Blocking kinin B1 receptors reduces neointimal formation after vascular injury in mice

D. Wu1, S. Nasseri1, M. Gurusamy1, A. Ambade1, D. Reddy1, B. Jung2, H. Doods3. 1BIN Fusion Technology, Chonbuk National University, Jeonju, KOREA, REPUBLIC OF, 2Respiratory Research, Boehringer Ingelheim Pharma GmbH, Biberach, GERMANY, 3Global Department Research Beyond Borders, Boehringer Ingelheim Pharma GmbH, Biberach, GERMANY.

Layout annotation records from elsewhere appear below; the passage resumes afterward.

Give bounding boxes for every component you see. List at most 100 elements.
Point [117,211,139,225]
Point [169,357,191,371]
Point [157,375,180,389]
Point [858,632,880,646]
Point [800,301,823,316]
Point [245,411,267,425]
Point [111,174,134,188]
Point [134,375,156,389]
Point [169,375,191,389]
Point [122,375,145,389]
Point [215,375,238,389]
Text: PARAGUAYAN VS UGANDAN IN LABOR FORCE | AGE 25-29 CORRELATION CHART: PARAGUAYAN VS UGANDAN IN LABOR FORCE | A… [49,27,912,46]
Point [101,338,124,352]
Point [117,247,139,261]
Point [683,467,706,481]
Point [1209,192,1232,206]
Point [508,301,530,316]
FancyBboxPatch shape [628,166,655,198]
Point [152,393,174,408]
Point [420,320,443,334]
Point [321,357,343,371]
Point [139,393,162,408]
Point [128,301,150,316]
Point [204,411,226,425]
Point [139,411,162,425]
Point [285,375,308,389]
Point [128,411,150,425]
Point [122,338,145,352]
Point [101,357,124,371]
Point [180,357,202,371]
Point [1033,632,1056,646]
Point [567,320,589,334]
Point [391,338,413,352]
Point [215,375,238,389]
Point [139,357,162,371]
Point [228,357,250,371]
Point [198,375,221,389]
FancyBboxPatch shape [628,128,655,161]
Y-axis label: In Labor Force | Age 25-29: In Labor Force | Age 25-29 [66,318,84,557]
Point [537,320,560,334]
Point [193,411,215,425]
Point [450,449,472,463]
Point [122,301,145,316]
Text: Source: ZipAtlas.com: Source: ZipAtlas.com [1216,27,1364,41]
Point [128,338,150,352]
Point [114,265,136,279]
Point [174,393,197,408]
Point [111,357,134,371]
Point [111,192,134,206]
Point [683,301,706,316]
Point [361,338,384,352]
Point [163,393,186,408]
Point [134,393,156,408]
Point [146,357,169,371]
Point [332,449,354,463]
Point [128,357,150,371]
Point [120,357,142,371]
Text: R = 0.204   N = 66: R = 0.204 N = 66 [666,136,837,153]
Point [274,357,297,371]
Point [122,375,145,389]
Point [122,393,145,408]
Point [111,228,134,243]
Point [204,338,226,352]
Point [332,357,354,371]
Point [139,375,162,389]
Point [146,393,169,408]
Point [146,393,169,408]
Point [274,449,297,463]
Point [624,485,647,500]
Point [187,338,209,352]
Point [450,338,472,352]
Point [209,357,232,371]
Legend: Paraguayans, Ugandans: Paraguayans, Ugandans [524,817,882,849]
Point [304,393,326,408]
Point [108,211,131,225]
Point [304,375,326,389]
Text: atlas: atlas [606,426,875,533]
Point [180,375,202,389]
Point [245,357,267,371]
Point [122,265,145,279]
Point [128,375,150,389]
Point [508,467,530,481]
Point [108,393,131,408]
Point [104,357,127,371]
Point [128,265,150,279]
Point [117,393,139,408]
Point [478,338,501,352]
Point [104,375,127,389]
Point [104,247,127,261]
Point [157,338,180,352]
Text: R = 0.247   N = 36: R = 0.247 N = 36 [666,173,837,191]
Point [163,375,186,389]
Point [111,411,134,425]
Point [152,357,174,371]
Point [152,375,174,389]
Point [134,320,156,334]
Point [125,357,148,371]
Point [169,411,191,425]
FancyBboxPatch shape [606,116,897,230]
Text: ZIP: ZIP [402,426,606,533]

Kinin B1 receptors mediate leukocyte recruitment, cytokine and chemokine production, smooth muscle cell proliferation, and driving injury-induced tissue remodeling. This study aimed to investigate the role of kinin B1 receptors in neointimal formation. Vascular injury was induced in right carotid artery of Male Balb-c mice by an angioplasty guide wire. Mice were randomly assigned to receive the treatment of vehicle (0.1% Natrosol, p.o., b.i.d.) or kinin B1 receptor antagonist BI113823 (30 mg/kg, p.o., b.i.d.) for 4 weeks. Four weeks later, denuded carotid artery and plasma samples were collected for biochemical and histochemical analysis. The role of kinin B1 receptors on mouse carotid arterial smooth muscle cell outgrowth and proliferation was studied in vitro. Injured vessels from BI113823 treated mice show reduced neointima formation, with a reduction of intima-to-media ratio by 73%, and vascular stenosis by 58% compared to vehicle treated mice. Macrophage infiltration, smooth muscle cell proliferation and collagen content in the lesions were also reduced by BI113823 treatment. Furthermore, BI113823 treatment group had lower level of cytokines TNF-α, and IL-1β, and reduced expression of kinin B1 and B2 receptors, MMP-2, and MMP-9. In addition, BI113823 treatment significantly inhibited mouse carotid arterial smooth muscle cell outgrowth and proliferation in vitro. Kinin B1 receptor blockade with BI113823 inhibits macrophages infiltration and smooth muscle cell proliferation, and reduces neointima formation following vascular injury.